Isolation (rapportée) intérieure
Consiste à mettre en place / ajouter (dans le cas d’une réhabilitation) un complexe isolant en face interne du mur.
D’un coût réduit, ce type d’isolation est généralement facile à mettre en œuvre (exception faite du traitement des ouvrants qui sera difficile sans réduction des apports lumineux / changement des huisseries) ; il peut être réalisé en toute saison.
Le principal écueil tient au fait que cela n’agit en rien sur les "ponts thermiques" et implique nécessairement une réduction de la surface habitable utile.
Ce type d’isolation limite le bénéfice thermique lié à l’inertie des murs ; ce n’est pas un "bon point", sauf dans le cas d’une utilisation intermittente du bâtiment (montée en T° plus rapide). En effet, le complexe isolant (entre la structure et le volume chauffé) empêche l’accumulation de calories dans le mur, et donc la redistribution décalée de ces calories (déphasage).
Isolation (rapportée) extérieure
Le complexe isolant est mis en face externe du mur.
Le coût de ce type d’isolation est généralement plus élevé que celui d’une isolation intérieure et implique des démarches administratives en raison de la modification de l’aspect esthétique de la façade traitée.

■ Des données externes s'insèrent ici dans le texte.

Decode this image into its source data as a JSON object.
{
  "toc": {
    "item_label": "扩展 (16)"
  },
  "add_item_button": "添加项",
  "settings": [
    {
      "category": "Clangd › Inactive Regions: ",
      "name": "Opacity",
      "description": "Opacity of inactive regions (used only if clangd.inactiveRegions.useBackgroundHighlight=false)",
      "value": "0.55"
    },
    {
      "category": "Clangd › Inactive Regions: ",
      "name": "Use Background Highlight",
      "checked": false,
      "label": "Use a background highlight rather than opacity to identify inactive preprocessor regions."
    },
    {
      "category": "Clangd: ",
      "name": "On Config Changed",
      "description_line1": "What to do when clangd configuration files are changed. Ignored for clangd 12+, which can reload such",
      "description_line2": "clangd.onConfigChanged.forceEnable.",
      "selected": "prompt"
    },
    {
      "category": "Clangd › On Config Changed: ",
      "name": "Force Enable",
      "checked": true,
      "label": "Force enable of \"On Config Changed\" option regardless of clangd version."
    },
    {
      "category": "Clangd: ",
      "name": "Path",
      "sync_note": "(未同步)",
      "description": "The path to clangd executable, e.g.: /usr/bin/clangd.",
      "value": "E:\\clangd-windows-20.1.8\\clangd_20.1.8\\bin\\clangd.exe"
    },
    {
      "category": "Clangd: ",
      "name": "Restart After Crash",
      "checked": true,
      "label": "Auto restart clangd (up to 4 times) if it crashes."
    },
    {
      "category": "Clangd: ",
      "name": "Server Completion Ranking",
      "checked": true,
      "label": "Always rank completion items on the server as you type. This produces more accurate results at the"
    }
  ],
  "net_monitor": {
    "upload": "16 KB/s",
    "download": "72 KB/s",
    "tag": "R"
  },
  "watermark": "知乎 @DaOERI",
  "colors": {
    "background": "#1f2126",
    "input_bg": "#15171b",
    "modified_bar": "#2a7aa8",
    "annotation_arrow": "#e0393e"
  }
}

Quatre points importants sont néanmoins à mettre au bénéfice de ce type de réalisation :
- Grandes performances d’isolation et suppression des ponts thermiques "dés l’origine".
- Aucun impact sur la surface habitable.
- Permet de réhabiliter la façade à l’occasion des travaux d’isolation et de protéger le mur des intempéries.
- Permet de conserver l’inertie du mur et de bénéficier ainsi d’un bon "volant thermique" et de réaliser par la même des économies de chauffage en hiver et d’accroître le confort d’été.
Attention, le fait d’isoler par l’extérieur réduit les possibilités de captation solaire ce qui doit être sérieusement considéré, notamment dans le cadre d’une construction / réhabilitation "bioclimatique". Enfin, une isolation par l’extérieur ne peut pas être réalisé en toute saison (notamment risque de gel ou de faïençage dans le cas d’enduit type chaux chanvre).
Isolation Répartie et assimilée
L’utilisation de ce terme ce rapporte ici au mode d’isolation où le complexe isolant fait partie intégrante de la structure porteuse, c’est-à-dire qu’il n’est pas surimposer sur une des face.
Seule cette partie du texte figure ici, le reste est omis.